An important moment in the by now 100 year history of the hotel Madrisa, was the appearance of the Tyrolean Midy Karl, who was in charge of goods and a year later, already known as Midy Rhomberg, head manageress of the hotel. Friendly, petite and strong-minded, calming influence and moving force all at once, her stamp was on anything that happened in the family, the business and the village.
The Madrisa manageress was a strong woman, who knew how to hang on during setbacks. Together with her husband, they withstood Hitler’s “Tausend Mark Sperre” and the war years, its adherent compulsory troop billeting, border security, the children evacuations and lastly, the occupation, and just when having begun again to bring the hotel back into shape, Bertram Rhomberg died (1947) and in the following year their youngest son, the four year old Bertram as well.

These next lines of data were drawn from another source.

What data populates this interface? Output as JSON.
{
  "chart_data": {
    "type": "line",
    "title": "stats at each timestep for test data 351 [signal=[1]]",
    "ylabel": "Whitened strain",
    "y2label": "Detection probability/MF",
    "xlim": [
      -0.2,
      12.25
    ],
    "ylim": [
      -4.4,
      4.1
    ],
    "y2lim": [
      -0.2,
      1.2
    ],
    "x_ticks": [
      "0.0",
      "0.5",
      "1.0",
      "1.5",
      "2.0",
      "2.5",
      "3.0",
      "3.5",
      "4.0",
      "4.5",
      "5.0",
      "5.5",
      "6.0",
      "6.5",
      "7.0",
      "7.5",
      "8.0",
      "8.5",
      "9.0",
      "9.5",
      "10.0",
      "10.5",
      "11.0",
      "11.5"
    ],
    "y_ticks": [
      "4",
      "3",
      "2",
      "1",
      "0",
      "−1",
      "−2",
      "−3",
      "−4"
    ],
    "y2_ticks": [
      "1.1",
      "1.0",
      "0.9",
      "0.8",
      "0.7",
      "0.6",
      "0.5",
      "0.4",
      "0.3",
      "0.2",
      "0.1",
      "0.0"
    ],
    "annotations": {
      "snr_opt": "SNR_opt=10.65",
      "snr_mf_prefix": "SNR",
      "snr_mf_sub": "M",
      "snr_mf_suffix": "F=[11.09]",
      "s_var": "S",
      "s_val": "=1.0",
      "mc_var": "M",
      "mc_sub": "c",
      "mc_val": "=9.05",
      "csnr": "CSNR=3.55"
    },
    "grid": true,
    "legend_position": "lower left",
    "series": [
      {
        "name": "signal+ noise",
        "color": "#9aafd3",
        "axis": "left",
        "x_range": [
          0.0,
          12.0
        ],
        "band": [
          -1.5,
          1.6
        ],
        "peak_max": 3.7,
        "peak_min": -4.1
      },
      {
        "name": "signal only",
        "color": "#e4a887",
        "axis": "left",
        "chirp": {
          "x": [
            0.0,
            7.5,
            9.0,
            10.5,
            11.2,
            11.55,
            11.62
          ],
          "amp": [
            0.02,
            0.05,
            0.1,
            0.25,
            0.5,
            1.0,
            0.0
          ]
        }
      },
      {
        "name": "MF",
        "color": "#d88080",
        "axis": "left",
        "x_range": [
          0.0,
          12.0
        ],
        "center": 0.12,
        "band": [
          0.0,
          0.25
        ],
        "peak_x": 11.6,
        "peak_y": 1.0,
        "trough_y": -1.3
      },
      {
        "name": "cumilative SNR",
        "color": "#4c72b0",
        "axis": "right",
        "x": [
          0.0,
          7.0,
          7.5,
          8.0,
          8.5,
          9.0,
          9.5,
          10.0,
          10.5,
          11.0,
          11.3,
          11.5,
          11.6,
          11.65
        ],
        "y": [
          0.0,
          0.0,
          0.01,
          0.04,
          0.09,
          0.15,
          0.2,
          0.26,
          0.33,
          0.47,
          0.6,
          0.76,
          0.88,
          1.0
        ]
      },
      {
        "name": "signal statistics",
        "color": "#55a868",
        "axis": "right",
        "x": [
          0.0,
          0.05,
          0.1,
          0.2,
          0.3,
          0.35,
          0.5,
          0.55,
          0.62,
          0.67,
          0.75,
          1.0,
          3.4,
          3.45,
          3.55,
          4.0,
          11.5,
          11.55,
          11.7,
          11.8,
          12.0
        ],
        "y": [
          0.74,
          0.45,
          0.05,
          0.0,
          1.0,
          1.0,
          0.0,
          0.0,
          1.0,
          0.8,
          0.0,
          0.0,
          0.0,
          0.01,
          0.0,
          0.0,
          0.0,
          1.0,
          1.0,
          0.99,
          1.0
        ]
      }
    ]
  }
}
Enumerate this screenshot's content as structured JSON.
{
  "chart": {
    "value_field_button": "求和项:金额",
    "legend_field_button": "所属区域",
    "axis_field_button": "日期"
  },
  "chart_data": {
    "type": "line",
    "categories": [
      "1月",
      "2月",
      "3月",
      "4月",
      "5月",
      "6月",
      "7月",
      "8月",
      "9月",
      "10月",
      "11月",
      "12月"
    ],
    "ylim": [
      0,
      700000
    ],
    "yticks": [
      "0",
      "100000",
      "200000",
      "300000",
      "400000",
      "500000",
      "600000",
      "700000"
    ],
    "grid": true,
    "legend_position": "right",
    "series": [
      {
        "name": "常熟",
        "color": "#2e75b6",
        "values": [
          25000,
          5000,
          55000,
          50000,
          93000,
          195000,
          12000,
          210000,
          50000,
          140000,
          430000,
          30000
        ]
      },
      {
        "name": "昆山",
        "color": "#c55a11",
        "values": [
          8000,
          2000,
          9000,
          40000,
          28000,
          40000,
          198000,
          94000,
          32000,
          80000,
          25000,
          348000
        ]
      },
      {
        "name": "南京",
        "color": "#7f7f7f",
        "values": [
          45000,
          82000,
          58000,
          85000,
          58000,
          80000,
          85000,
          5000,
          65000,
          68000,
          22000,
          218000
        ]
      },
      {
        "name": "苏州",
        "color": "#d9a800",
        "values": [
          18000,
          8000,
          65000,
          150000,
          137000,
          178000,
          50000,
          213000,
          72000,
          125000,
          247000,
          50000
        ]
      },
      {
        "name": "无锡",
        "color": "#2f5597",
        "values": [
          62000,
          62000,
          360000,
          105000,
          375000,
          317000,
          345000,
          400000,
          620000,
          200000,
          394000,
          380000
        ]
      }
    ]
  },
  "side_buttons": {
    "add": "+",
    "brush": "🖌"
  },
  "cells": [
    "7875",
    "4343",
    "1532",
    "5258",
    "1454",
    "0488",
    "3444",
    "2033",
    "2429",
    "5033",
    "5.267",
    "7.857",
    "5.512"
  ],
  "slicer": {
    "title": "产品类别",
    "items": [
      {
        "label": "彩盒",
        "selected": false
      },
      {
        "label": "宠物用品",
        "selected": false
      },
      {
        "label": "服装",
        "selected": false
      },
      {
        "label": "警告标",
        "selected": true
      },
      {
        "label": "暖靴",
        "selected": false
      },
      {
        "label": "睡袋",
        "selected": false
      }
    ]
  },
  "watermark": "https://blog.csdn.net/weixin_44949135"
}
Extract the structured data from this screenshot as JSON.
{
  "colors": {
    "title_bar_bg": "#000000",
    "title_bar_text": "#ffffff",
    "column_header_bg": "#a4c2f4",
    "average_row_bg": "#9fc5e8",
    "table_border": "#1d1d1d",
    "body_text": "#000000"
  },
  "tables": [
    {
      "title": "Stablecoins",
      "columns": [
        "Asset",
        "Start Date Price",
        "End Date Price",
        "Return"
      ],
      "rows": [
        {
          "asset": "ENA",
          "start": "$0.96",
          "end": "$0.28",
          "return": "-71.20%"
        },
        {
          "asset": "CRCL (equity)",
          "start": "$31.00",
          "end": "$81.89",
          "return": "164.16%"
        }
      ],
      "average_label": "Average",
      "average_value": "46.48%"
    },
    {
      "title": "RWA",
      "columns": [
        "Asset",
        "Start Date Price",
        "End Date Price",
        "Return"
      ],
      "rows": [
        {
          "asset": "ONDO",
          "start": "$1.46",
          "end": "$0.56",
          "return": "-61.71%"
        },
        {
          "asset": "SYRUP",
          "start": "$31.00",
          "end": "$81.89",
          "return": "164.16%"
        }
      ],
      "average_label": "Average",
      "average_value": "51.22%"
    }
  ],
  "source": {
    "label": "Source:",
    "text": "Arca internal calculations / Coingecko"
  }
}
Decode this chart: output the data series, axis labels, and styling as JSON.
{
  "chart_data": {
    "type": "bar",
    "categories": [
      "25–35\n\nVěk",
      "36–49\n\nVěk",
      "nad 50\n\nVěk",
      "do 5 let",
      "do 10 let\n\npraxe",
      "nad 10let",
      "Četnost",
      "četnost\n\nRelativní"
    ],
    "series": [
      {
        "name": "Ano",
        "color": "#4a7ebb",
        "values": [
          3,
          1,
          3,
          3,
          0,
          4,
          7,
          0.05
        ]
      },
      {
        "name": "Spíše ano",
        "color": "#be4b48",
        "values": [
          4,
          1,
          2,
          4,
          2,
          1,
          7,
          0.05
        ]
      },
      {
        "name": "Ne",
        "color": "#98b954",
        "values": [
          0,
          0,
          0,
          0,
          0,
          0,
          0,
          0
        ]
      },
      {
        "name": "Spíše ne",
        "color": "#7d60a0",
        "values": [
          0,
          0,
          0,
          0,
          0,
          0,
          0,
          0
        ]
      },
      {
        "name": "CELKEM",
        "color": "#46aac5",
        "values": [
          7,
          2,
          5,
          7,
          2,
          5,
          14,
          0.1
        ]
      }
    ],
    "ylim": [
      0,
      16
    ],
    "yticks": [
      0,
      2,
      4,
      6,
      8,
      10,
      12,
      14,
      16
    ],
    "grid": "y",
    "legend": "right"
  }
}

These tragedies not being enough, in 1949 the hotel Madrisa’s “Posthüsli” with its grocery store burned down and in January of 1951 the devastating Täscher avalanche thundered down into the main dining room. During this whole time the two older children, Robert and Hans-Karl still schoolboys, were too young to help their mother out that much.
Midy Rhomberg held to her husband’s work ethics in the business. She came up with the necessary strength to invest in her occupation and in the hotel’s future. In 1949 she built the first T-bar in Gargellen and three years later was a founding member of the Gargellen cable car system GmbH, engaged a hotel orchestra and had started a sports store. Step for step, Midi renovated and enlarged the hotel and with this, the hotel’s prestige, she built in 1959 the new “Posthüsli” with Spar (a supermarket chain), the sports store, and also the tourist and ski school offices.
The Posthüsli was run by Ludwig Vallaster, the post master. Ludwig was a phenomenon. A mountain farmer’s son from St. Gallenkirch that had, along with his difficult daily chores, taught himself not less than six foreign languages and on top of this, occupied himself with Latin and Rätoromanisch, which in earlier times was the language of the Montafon people. Ludwig was the alp master and mountain guide and during the winter months, ski teacher in Gargellen as well.
He became post master in 1939, shortly before the outbreak of the war. Barely did he have his job at the Gargellen Posthüsli when, thank his polyglot manageress, the job transformed itself into an international information office, and then Ludwig had to go to war. No question that wherever he found himself, he mostly was needed as an interpreter.
After Ludwig’s safe recovery from the war’s confusions and again at the office, he then started his profession as writer of local history in his beloved Gargellen. Richard Beitl, the poet from Schruns and professor of folklore in Berlin, had founded the “Montafoner Arbeitskreis” in 1953, that published in succession hundreds of Ludwig’s very instructive and entertaining written works. They are all collected and assorted according to topic in the archive of Montafon valley’s community museum. Likewise his family registers, in which 15,000 families with approximately 60,000 people from 241 Montafon lineages, as listed as the foundation for around 250 family trees and 800 ancestral charts are to be found.
The Montafon Regional book, or “Heimatbuch” released in 1974, contains not less than 39 historic local observations from his pen.
Ludwig Vallaster was awarded with the silver Austrian medal for merit; and also with a Olympic medallion, which he received for his interpreting services during the Olympic Winter Games in 1964 in Innsbruck, where he worked at the “Olympic post office”.
Midy Rhomberg, the prudent hotel manageress with so little free time, was still working after midnight on her correspondences and often starting her day at 6:30 in the morning, always with a friendly laugh and cheerful wave to departing guests. Midy loved books, reading, and in general, the engagement of literature. She was happy when writers were her guests and became total and whole hearted friends with them.